Cet article date de plus d'un an.

Enquête Rachat de Twitter : ce que l’arrivée d’Elon Musk a déjà changé

Trois mois après le rachat de Twitter par Elon Musk, le réseau a déjà changé. Outre une purge massive des salariés, des comptes "bannis" sont de retour tandis que les recettes publicitaires sont en forte baisse.
Article rédigé par franceinfo - Audrey Travere, cellule investigation de Radio France
Radio France
Publié Mis à jour
Temps de lecture : 14min
Depuis que le milliardaire Elon Musk a racheté Twitter fin 2022, la plateforme a déjà bien changé. (JAKUB PORZYCKI / NURPHOTO / VIA AFP)

"Oh surprise, mon compte est réactivé.

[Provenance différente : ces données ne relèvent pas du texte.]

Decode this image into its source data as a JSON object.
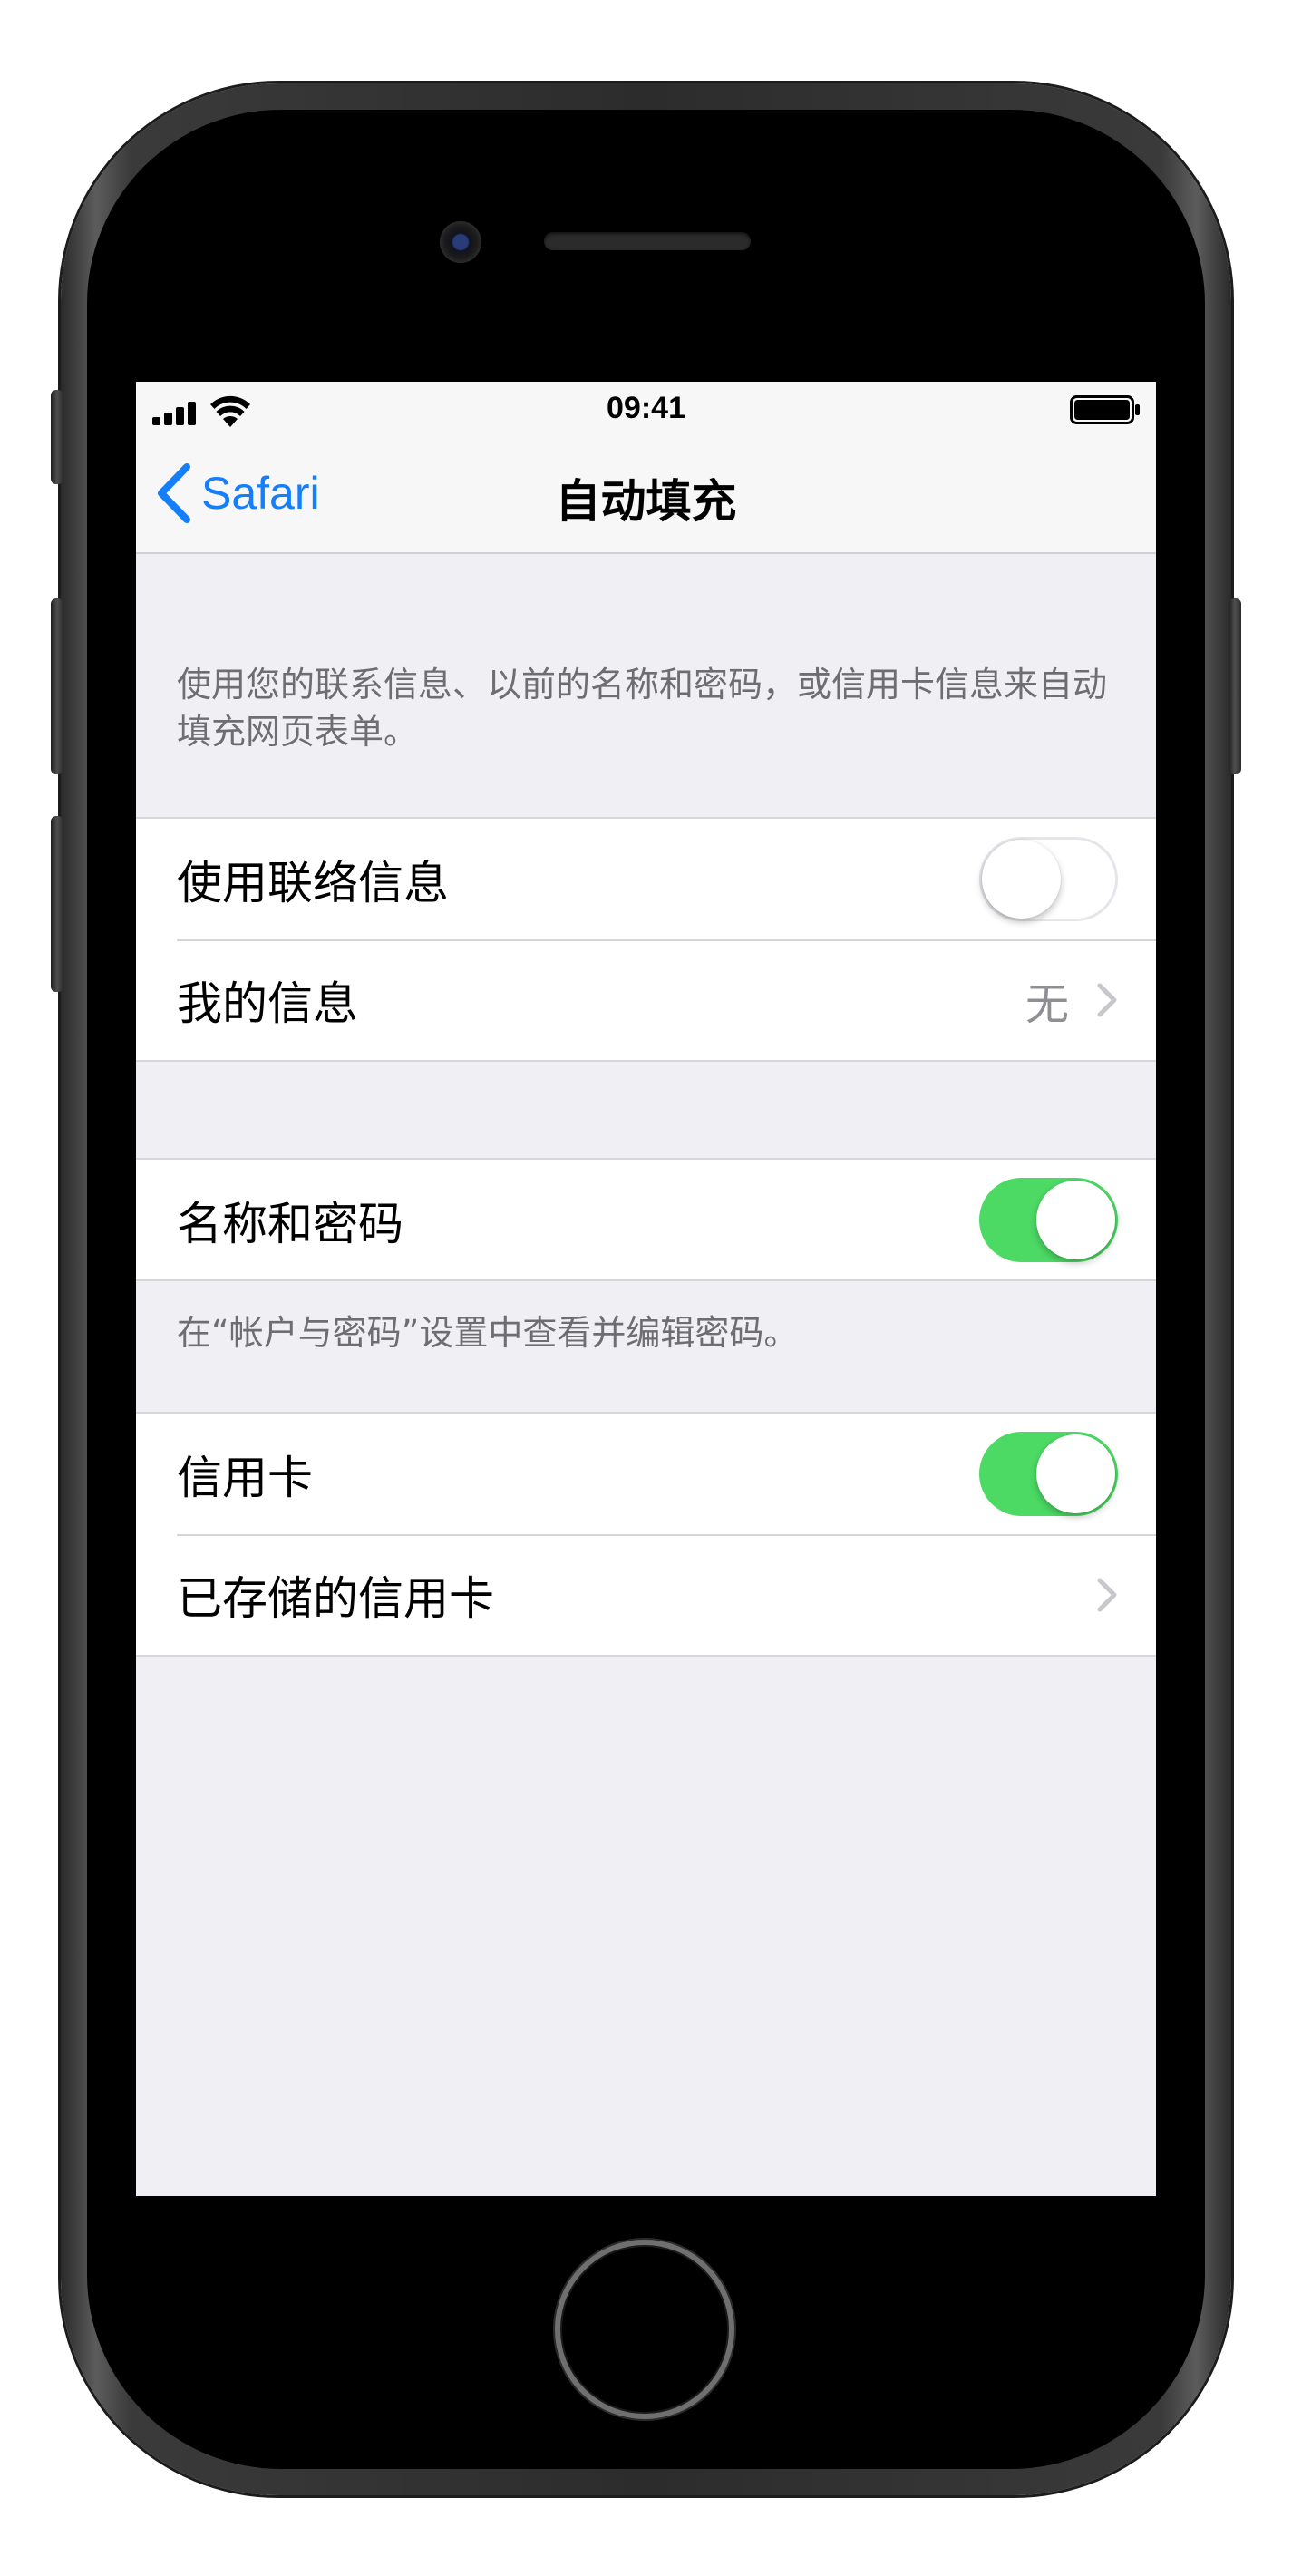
{
  "status_bar": {
    "time": "09:41"
  },
  "nav": {
    "back_label": "Safari",
    "title": "自动填充"
  },
  "description": "使用您的联系信息、以前的名称和密码，或信用卡信息来自动填充网页表单。",
  "groups": {
    "contact": {
      "use_contact_label": "使用联络信息",
      "use_contact_on": false,
      "my_info_label": "我的信息",
      "my_info_value": "无"
    },
    "passwords": {
      "label": "名称和密码",
      "on": true,
      "footer": "在“帐户与密码”设置中查看并编辑密码。"
    },
    "cards": {
      "credit_card_label": "信用卡",
      "credit_card_on": true,
      "saved_cards_label": "已存储的信用卡"
    }
  },
  "colors": {
    "accent": "#157efb",
    "toggle_on": "#4cd964",
    "background": "#efeff4"
  }
}
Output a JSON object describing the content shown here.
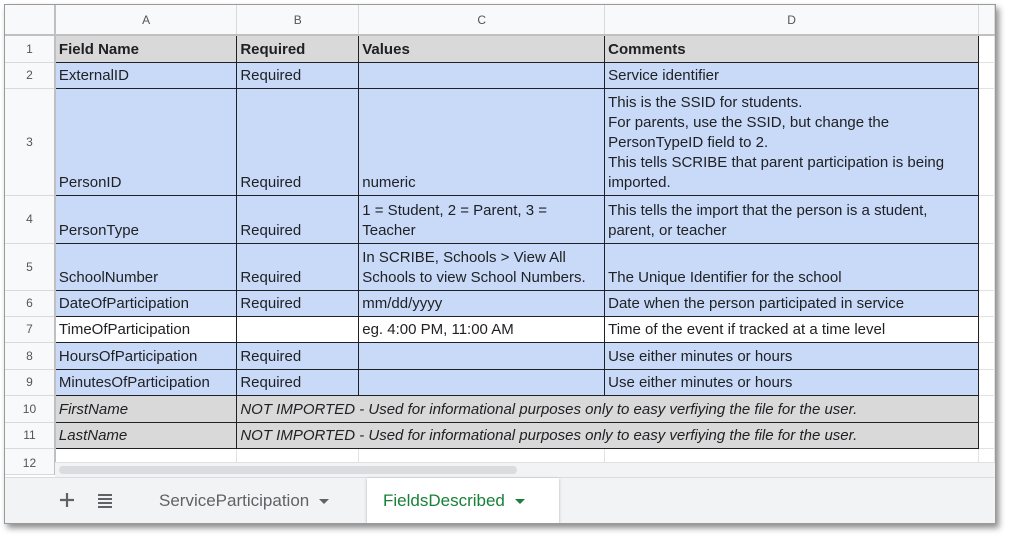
{
  "columns": [
    "A",
    "B",
    "C",
    "D"
  ],
  "rows": [
    {
      "num": "1",
      "cells": [
        "Field Name",
        "Required",
        "Values",
        "Comments"
      ]
    },
    {
      "num": "2",
      "cells": [
        "ExternalID",
        "Required",
        "",
        "Service identifier"
      ]
    },
    {
      "num": "3",
      "cells": [
        "PersonID",
        "Required",
        "numeric",
        "This is the SSID for students.\nFor parents, use the SSID, but change the PersonTypeID field to 2.\nThis tells SCRIBE that parent participation is being imported."
      ]
    },
    {
      "num": "4",
      "cells": [
        "PersonType",
        "Required",
        "1 = Student, 2 = Parent, 3 = Teacher",
        "This tells the import that the person is a student, parent, or teacher"
      ]
    },
    {
      "num": "5",
      "cells": [
        "SchoolNumber",
        "Required",
        "In SCRIBE, Schools > View All Schools to view School Numbers.",
        "The Unique Identifier for the school"
      ]
    },
    {
      "num": "6",
      "cells": [
        "DateOfParticipation",
        "Required",
        "mm/dd/yyyy",
        "Date when the person participated in service"
      ]
    },
    {
      "num": "7",
      "cells": [
        "TimeOfParticipation",
        "",
        "eg. 4:00 PM, 11:00 AM",
        "Time of the event if tracked at a time level"
      ]
    },
    {
      "num": "8",
      "cells": [
        "HoursOfParticipation",
        "Required",
        "",
        "Use either minutes or hours"
      ]
    },
    {
      "num": "9",
      "cells": [
        "MinutesOfParticipation",
        "Required",
        "",
        "Use either minutes or hours"
      ]
    },
    {
      "num": "10",
      "cells": [
        "FirstName",
        "NOT IMPORTED - Used for informational purposes only to easy verfiying the file for the user."
      ]
    },
    {
      "num": "11",
      "cells": [
        "LastName",
        "NOT IMPORTED - Used for informational purposes only to easy verfiying the file for the user."
      ]
    },
    {
      "num": "12",
      "cells": []
    }
  ],
  "tabs": [
    {
      "label": "ServiceParticipation",
      "active": false
    },
    {
      "label": "FieldsDescribed",
      "active": true
    }
  ],
  "icons": {
    "add": "plus-icon",
    "all_sheets": "list-icon"
  },
  "colors": {
    "header_fill": "#d9d9d9",
    "cell_fill": "#c9daf8",
    "active_tab": "#188038"
  }
}
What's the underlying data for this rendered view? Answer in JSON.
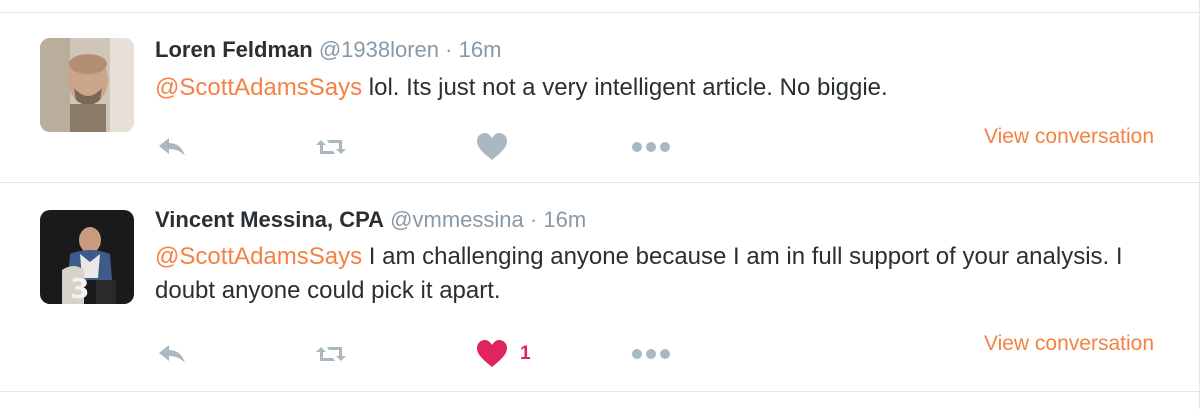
{
  "colors": {
    "link": "#f58142",
    "muted": "#8899a6",
    "text": "#292f33",
    "liked": "#e0245e",
    "icon": "#aab8c2"
  },
  "tweets": [
    {
      "fullname": "Loren Feldman",
      "handle": "@1938loren",
      "separator": "·",
      "time": "16m",
      "mention": "@ScottAdamsSays",
      "text": " lol. Its just not a very intelligent article. No biggie.",
      "like_count": "",
      "liked": false,
      "view_conversation": "View conversation",
      "icons": {
        "reply": "reply-icon",
        "retweet": "retweet-icon",
        "like": "heart-icon",
        "more": "more-dots-icon"
      }
    },
    {
      "fullname": "Vincent Messina, CPA",
      "handle": "@vmmessina",
      "separator": "·",
      "time": "16m",
      "mention": "@ScottAdamsSays",
      "text": " I am challenging anyone because I am in full support of your analysis. I doubt anyone could pick it apart.",
      "like_count": "1",
      "liked": true,
      "view_conversation": "View conversation",
      "icons": {
        "reply": "reply-icon",
        "retweet": "retweet-icon",
        "like": "heart-icon",
        "more": "more-dots-icon"
      }
    }
  ]
}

Bonsoir les amis", écrit sur Twitter Silvano Trotta, figure populaire au sein du mouvement antivaccin, le 16 décembre 2022. En mars 2021, son compte avait été suspendu pour avoir enfreint les règles sur la désinformation concernant le Covid-19. Mais après plus d'un an d'absence sur le réseau social, le chef d'entreprise alsacien annonce son retour de manière triomphale. Depuis, il partage à nouveau ses approximations et, dans certains cas, des fausses informations, avec plus de 90 000 followers.

COMPLORAMA >> Elon Musk et Twitter : vers plus d’extrémisme et de complotisme sur le réseau social ?

Transformer Twitter en espace de liberté d'expression quasi absolue a été rendu possible par l'arrivée d'Elon Musk, le milliardaire américain, patron de Tesla, co-fondateur d'Ebay, et utilisateur invétéré du réseau social. En le rachetant en fin d'année 2022 pour la coquette somme de 44 milliards de dollars, il a provoqué un véritable séisme dont les premières conséquences sont déjà visibles.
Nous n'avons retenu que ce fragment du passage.